The DMFT loop itself looks very much the same as in :ref:`SrVO3`::
# double counting correction:
dc_type = 0 # FLL
# DMFT loops:
n_loops = 1
for iteration_number in range(1,n_loops+1):
mpi.report("Iteration = %s"%iteration_number)
SK.symm_deg_gf(S.Sigma_iw) # symmetrizing Sigma
SK.set_Sigma([ S.Sigma_iw ]) # put Sigma into the SumK class
chemical_potential = SK.calc_mu( precision = 0.01 ) # find the chemical potential for given density
S.G_iw << SK.extract_G_loc()[0]
if (iteration_number==1):
# Put Hartree energy on Re Sigma
dm = S.G_iw.density()
SK.calc_dc(dm, U_interact = U, J_hund = J, orb = 0, use_dc_formula = dc_type)
S.Sigma_iw << SK.block_structure.convert_matrix(SK.dc_imp[0],space_from='sumk',space_to='solver')['up_1'][0,0]
# Calculate new G0_iw to input into the solver:
S.G0_iw << S.Sigma_iw + inverse(S.G_iw)
S.G0_iw << inverse(S.G0_iw)
# Solve the impurity problem:
S.solve(h_int=h_int, **p)
# Solved. Now do post-solution stuff:
# Set the new double counting:
dm = S.G_iw.density() # compute the density matrix of the impurity problem
SK.calc_dc(dm, U_interact = U, J_hund = J, orb = 0, use_dc_formula = dc_type)
# Save stuff into the user_data group of hdf5 archive in case of rerun:
SK.save(['chemical_potential','dc_imp','dc_energ'])

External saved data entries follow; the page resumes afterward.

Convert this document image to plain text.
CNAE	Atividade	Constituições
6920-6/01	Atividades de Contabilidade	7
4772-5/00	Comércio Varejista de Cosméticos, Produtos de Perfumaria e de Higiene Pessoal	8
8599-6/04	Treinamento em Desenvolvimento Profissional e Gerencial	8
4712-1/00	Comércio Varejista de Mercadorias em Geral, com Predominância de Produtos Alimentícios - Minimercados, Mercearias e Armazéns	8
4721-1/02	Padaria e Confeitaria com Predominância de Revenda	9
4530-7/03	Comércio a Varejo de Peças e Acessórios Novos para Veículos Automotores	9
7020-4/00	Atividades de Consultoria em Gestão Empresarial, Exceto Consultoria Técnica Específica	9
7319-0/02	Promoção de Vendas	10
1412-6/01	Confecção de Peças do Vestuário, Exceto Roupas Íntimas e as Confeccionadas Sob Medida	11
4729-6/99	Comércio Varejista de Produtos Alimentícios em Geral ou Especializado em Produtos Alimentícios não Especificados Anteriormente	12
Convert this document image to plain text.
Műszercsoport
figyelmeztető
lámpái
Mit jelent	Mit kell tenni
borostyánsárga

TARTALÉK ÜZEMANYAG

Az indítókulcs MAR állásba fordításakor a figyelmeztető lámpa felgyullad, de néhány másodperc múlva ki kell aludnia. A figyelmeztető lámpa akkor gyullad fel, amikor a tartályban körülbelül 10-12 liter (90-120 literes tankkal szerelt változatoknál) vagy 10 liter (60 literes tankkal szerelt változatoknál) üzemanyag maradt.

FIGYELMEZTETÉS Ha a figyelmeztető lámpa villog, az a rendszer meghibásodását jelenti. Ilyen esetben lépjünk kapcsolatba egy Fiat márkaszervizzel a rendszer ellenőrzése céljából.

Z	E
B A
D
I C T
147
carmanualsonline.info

The only difference to the other example is in the initialisation of the real part of the self energy. We cannot just take an element of the *dc_imp* array, since this array is stored in the *sumk* structure. Therefore, we first need to transform this matrix into *solver* space, and then take the appropriate matrix element. After the first iteration (here done with 24e6 MC sweeps), you should get self energies like this:
.. image:: images_scripts/Sr2MgOsO6_noSOC_Sigmas.png
:width: 600
:align: center
The two :math:`d_{xz}` and :math:`d_{yz}` orbitals are degenerate (blocks *up_2* and *up_3*), whereas the :math:`d_{xy}`-like orbital is different.

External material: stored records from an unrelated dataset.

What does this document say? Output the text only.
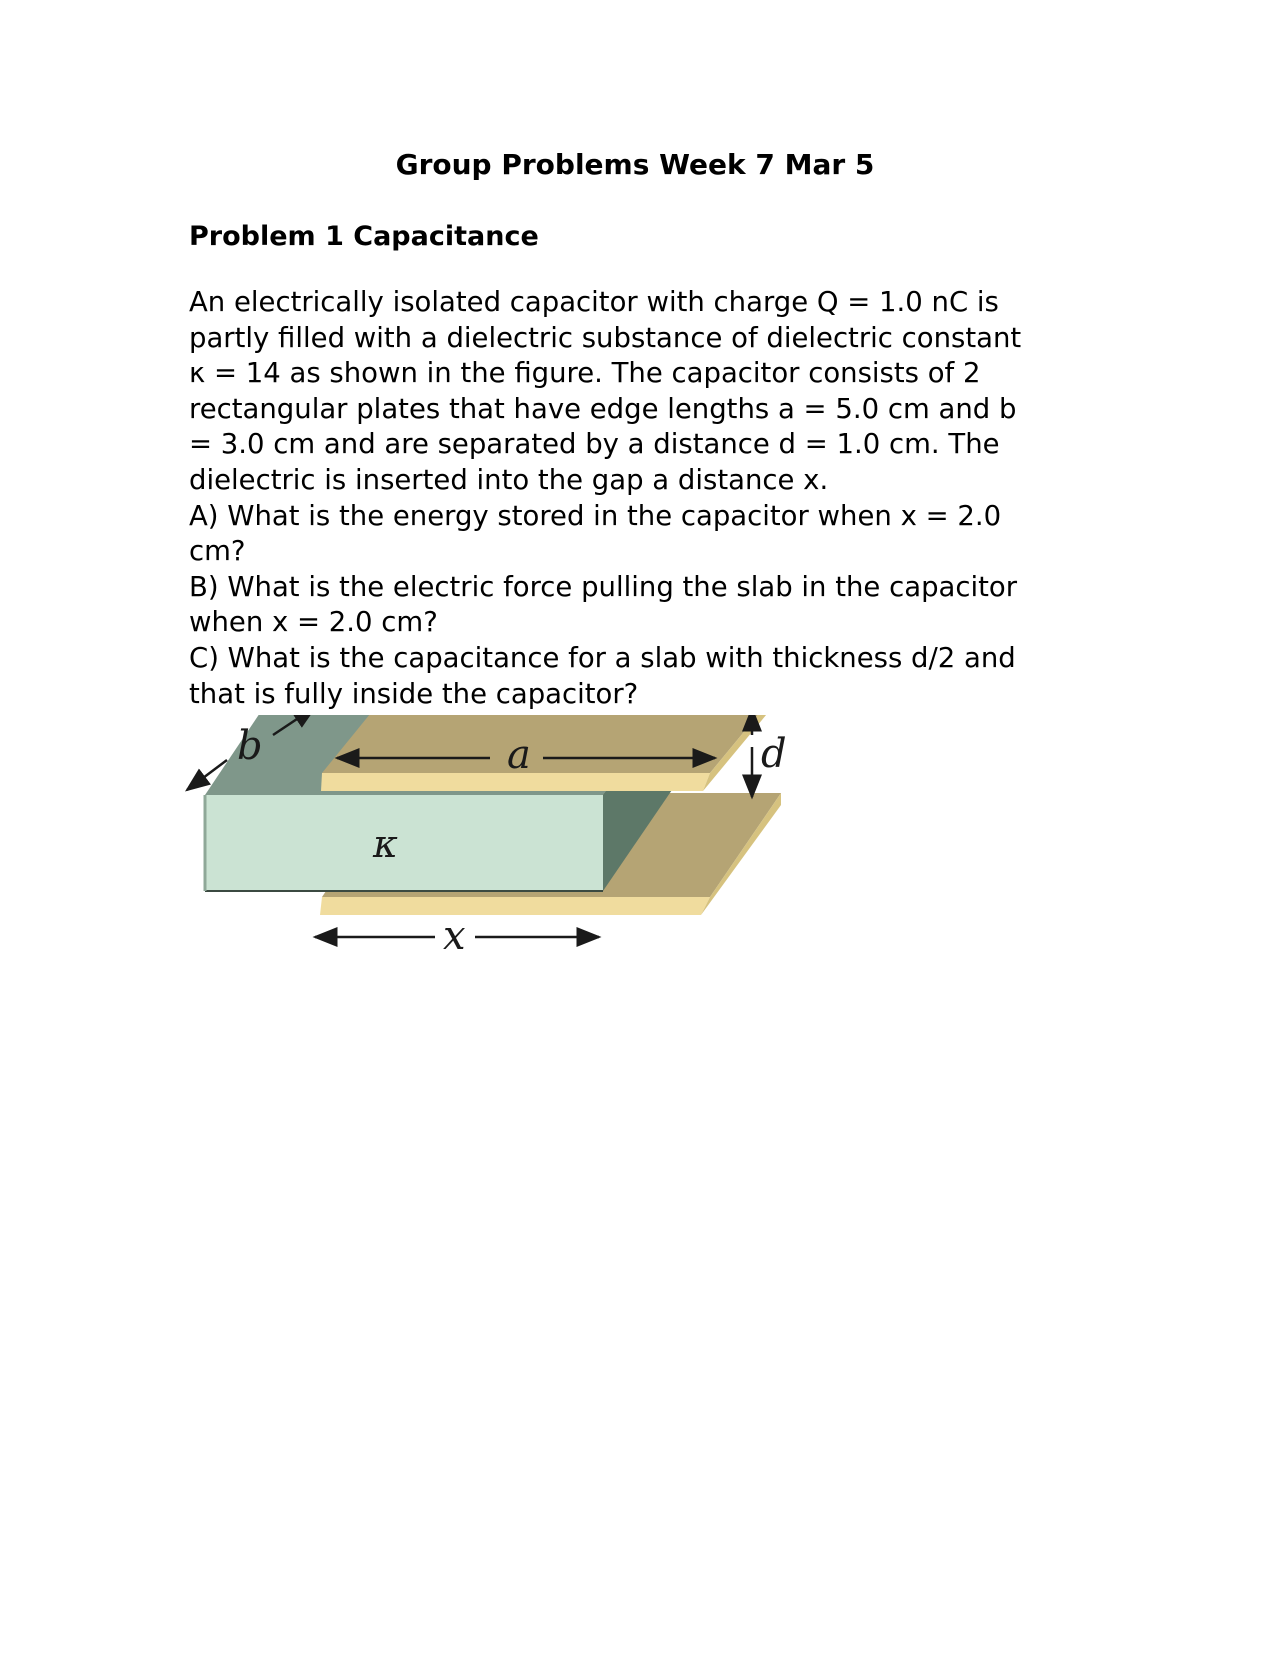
Group Problems Week 7 Mar 5
Problem 1 Capacitance

An electrically isolated capacitor with charge Q = 1.0 nC is

partly filled with a dielectric substance of dielectric constant

κ = 14 as shown in the figure. The capacitor consists of 2

rectangular plates that have edge lengths a = 5.0 cm and b

= 3.0 cm and are separated by a distance d = 1.0 cm. The

dielectric is inserted into the gap a distance x.

A) What is the energy stored in the capacitor when x = 2.0

cm?

B) What is the electric force pulling the slab in the capacitor

when x = 2.0 cm?

C) What is the capacitance for a slab with thickness d/2 and

that is fully inside the capacitor?

b	a	d
κ
x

A complete python script for this tutorial, including some more input/output, is available (:download:`Sr2MgOsO6_noSOC.py <images_scripts/Sr2MgOsO6_noSOC.py>`). When running the script, you will encounter warnings during the transformation from the *sumk* to the *solver* basis. These warnings just reflect that the off-diagonal elements of the full Greens function are not zero at all frequencies, although the local Hamiltonian is. In that sense, we still do an approximation when restricting ourselves to the :math:`t_{2g}`-like orbitals.